Mais cette réaction, si puissante qu’elle fût, n’échappa point aux yeux de la jeune princesse; elle s’arrêta sur le seuil, poussa un soupir, et s’adressant à la reine:

– Pourquoi donc pleurez-vous toujours sans moi, ma mère? lui dit-elle.

La reine sourit, et au lieu de lui répondre:

– Tenez, de Winter, lui dit-elle, j’ai au moins gagné une chose à n’être plus qu’à moitié reine, c’est que mes enfants m’appellent ma mère au lieu de m’appeler Madame.

Puis se tournant vers sa fille:

– Que voulez-vous, Henriette? continua-t-elle.

– Ma mère, dit la jeune princesse, un cavalier vient d’entrer au Louvre et demande à présenter ses respects à Votre Majesté; il arrive de l’armée, et a, dit-il, une lettre à vous remettre de la part du maréchal de Grammont, je crois.

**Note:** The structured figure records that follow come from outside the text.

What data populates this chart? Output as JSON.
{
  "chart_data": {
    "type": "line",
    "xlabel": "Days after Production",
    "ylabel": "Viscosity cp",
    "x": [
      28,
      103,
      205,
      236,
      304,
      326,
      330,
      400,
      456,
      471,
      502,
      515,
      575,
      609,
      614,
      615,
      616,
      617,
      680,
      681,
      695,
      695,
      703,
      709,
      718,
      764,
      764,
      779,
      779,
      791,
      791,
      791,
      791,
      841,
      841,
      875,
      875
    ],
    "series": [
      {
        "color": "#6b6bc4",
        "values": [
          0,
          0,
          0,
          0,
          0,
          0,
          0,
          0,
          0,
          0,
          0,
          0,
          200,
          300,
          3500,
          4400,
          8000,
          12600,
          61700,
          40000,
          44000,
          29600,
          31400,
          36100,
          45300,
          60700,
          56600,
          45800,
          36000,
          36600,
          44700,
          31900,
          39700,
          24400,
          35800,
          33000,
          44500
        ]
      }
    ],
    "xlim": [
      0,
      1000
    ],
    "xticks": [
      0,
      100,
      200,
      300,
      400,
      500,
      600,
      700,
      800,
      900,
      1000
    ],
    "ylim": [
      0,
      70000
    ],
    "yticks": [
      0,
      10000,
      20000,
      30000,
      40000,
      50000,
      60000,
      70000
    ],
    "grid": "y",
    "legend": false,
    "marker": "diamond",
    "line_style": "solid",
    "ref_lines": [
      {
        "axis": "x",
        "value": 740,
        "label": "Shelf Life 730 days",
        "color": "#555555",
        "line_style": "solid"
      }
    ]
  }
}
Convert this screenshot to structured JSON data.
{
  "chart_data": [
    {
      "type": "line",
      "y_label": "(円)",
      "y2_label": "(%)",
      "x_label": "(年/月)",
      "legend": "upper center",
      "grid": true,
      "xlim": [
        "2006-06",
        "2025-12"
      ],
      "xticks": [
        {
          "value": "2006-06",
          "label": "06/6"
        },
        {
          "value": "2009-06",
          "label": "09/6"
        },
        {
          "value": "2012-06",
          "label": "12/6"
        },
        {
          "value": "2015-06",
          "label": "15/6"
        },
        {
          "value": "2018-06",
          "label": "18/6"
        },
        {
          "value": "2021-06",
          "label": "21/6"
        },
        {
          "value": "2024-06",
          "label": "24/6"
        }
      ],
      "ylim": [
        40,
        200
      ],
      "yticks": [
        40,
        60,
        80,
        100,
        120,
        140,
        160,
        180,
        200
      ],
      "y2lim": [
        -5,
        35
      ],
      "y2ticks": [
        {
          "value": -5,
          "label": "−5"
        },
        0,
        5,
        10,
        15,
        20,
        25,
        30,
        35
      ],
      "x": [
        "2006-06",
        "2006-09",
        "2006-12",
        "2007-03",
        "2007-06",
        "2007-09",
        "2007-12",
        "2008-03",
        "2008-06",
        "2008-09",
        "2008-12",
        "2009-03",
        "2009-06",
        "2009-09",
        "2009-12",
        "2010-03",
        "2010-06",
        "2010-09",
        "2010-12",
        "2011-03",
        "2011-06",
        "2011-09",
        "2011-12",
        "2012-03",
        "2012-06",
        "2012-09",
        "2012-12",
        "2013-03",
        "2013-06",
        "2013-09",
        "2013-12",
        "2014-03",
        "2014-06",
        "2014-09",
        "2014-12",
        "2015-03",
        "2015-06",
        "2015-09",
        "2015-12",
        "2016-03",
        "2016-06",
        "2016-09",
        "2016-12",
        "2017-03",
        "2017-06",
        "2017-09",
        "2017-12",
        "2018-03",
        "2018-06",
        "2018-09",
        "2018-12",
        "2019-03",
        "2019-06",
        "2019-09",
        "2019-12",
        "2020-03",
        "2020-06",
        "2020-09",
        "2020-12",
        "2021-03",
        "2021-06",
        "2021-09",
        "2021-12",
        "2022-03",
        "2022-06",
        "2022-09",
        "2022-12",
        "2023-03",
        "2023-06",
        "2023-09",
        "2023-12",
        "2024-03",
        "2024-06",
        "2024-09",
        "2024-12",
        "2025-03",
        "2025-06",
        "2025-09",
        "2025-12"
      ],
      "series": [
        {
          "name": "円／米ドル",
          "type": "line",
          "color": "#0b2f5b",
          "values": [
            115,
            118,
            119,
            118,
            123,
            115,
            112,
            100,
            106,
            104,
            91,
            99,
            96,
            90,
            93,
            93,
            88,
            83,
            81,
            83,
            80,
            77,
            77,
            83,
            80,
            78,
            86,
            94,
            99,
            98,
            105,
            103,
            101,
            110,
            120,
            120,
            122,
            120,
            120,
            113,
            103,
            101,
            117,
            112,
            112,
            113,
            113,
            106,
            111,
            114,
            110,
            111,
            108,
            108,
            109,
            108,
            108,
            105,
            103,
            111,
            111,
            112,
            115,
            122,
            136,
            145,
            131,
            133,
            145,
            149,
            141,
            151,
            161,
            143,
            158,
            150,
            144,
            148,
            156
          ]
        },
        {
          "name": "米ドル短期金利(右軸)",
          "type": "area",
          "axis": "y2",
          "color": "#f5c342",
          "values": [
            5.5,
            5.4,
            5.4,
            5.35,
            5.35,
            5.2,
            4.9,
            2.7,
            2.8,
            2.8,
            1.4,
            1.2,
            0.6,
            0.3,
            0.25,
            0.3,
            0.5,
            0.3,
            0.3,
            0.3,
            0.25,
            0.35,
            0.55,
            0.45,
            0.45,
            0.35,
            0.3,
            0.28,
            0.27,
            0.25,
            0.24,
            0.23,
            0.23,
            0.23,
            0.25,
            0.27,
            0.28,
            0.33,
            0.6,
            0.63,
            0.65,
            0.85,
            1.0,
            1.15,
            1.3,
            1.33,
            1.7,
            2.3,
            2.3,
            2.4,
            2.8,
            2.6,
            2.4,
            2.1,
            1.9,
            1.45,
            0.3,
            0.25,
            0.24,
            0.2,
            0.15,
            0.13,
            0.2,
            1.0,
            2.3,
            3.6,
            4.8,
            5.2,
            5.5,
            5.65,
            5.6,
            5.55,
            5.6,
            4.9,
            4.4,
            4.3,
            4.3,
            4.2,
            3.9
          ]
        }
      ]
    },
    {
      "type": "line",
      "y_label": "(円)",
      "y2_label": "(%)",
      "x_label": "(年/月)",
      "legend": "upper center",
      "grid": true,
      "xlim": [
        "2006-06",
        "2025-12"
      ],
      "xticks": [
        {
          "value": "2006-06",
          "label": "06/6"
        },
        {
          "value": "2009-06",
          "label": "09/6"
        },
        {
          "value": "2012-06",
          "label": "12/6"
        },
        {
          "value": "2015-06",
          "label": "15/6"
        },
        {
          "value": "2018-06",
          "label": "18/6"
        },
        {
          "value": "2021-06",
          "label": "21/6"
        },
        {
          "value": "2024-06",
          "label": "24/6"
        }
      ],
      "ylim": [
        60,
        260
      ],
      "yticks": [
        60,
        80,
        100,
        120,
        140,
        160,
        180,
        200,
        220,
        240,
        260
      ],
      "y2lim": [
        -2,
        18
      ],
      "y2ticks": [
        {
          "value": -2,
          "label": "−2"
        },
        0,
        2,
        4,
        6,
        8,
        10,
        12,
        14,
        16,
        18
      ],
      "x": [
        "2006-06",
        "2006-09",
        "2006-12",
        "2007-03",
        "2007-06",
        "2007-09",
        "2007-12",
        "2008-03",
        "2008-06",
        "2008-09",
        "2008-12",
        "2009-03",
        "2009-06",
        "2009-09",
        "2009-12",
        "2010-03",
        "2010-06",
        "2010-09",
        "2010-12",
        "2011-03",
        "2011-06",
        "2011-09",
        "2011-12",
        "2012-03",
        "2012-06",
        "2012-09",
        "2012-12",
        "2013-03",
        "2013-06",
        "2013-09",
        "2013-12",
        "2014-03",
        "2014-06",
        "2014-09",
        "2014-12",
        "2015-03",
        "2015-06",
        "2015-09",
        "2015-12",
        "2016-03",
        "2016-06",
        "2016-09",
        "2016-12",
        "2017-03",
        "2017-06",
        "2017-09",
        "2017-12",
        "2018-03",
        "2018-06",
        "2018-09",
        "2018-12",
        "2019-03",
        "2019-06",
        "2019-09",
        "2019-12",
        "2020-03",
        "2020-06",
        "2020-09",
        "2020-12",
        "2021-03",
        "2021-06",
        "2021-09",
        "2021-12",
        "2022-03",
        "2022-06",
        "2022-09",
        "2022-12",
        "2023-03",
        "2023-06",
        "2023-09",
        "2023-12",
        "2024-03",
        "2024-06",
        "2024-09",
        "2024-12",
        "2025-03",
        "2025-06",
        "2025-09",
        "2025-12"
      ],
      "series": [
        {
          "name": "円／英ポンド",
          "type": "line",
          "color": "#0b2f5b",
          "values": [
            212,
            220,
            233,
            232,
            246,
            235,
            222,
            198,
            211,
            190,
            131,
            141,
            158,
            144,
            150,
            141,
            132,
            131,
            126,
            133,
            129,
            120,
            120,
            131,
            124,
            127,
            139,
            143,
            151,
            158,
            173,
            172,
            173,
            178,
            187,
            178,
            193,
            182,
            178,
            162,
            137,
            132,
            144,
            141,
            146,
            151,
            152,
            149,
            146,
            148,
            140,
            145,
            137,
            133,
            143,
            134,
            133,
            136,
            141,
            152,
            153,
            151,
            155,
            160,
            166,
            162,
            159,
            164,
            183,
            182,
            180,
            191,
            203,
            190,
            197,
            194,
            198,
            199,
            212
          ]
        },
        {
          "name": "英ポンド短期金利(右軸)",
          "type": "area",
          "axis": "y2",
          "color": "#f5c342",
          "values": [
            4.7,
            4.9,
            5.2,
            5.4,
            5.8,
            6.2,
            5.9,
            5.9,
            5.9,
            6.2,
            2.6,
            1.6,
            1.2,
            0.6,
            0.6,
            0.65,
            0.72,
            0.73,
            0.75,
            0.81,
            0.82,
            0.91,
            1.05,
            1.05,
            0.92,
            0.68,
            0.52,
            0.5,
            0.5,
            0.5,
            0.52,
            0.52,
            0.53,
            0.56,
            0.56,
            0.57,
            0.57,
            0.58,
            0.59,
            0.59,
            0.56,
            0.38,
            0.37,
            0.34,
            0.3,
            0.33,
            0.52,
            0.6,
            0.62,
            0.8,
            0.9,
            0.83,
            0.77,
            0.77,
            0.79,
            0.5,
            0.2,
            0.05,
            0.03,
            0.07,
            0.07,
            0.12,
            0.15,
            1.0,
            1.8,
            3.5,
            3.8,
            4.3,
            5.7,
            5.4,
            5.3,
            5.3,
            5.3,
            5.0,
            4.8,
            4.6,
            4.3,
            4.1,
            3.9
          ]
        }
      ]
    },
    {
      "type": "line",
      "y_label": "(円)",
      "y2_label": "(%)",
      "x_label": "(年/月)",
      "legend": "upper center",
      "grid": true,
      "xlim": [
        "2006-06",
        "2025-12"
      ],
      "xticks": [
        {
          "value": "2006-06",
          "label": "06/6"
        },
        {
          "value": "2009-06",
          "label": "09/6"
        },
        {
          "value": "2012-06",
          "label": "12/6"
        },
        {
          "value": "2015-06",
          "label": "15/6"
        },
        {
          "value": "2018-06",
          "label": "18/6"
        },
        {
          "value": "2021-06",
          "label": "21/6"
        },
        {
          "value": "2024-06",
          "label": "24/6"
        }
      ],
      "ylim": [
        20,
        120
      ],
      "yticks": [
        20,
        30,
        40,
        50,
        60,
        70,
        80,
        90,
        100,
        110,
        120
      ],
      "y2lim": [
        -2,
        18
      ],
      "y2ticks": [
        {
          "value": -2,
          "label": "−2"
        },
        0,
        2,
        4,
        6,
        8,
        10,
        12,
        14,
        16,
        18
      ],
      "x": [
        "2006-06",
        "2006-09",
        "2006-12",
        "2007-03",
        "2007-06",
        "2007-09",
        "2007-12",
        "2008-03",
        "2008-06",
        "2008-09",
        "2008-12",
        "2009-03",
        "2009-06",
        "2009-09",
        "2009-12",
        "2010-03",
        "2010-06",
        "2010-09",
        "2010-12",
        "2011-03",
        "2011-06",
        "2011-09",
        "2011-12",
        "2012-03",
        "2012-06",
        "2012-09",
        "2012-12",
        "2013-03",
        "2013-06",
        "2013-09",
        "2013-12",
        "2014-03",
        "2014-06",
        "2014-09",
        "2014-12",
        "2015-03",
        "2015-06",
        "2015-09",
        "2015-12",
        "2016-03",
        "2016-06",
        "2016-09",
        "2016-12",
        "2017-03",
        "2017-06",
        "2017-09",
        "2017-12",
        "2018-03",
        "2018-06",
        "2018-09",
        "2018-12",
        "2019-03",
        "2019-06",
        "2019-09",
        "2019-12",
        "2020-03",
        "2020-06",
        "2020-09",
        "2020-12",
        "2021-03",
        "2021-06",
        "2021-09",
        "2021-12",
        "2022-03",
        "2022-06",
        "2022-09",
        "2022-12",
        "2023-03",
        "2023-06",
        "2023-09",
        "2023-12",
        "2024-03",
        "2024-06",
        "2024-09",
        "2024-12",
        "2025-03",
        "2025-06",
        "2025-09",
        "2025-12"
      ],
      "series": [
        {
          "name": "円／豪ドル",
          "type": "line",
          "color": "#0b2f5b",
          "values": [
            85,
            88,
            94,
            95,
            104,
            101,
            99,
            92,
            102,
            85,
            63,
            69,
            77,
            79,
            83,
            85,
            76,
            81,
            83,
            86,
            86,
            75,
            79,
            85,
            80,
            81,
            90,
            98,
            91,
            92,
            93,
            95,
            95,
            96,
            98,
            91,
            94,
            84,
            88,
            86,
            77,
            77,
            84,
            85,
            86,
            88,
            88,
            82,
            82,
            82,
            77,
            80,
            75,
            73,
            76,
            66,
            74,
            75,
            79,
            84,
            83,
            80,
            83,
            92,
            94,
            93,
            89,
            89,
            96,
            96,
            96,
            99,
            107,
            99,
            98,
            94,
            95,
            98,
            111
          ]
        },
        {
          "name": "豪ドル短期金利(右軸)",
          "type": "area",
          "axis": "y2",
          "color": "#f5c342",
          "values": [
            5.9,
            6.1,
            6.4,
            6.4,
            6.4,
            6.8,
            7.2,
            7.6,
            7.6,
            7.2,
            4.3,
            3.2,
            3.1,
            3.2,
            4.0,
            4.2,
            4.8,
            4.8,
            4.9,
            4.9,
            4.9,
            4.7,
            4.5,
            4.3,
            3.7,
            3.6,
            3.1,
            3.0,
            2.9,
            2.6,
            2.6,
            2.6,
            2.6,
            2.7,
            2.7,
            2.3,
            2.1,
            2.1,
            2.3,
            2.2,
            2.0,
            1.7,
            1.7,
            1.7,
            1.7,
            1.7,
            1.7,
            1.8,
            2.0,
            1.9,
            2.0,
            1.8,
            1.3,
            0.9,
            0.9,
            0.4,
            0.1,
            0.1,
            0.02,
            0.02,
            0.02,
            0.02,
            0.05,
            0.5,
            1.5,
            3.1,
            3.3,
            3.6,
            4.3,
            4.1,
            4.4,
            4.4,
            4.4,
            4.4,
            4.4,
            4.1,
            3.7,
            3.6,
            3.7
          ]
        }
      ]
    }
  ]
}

– Ah! dit la reine à de Winter, c’est un de mes fidèles; mais ne remarquez-vous pas, mon cher lord, que nous sommes si pauvrement servis, que c’est ma fille qui fait les fonctions d’introductrice?

– Madame, ayez pitié de moi, dit de Winter, vous me brisez l’âme.

– Et quel est ce cavalier, Henriette? demanda la reine.

– Je l’ai vu par la fenêtre, Madame; c’est un jeune homme qui paraît à peine seize ans et qu’on nomme le vicomte de Bragelonne.

La reine fit en souriant un signe de la tête, la jeune princesse rouvrit la porte et Raoul apparut sur le seuil.

Il fit trois pas vers la reine et s’agenouilla.

– Madame, dit-il, j’apporte à Votre Majesté une lettre de mon ami, M. le comte de Guiche, qui m’a dit avoir l’honneur d’être de vos serviteurs; cette lettre contient une nouvelle importante et l’expression de ses respects.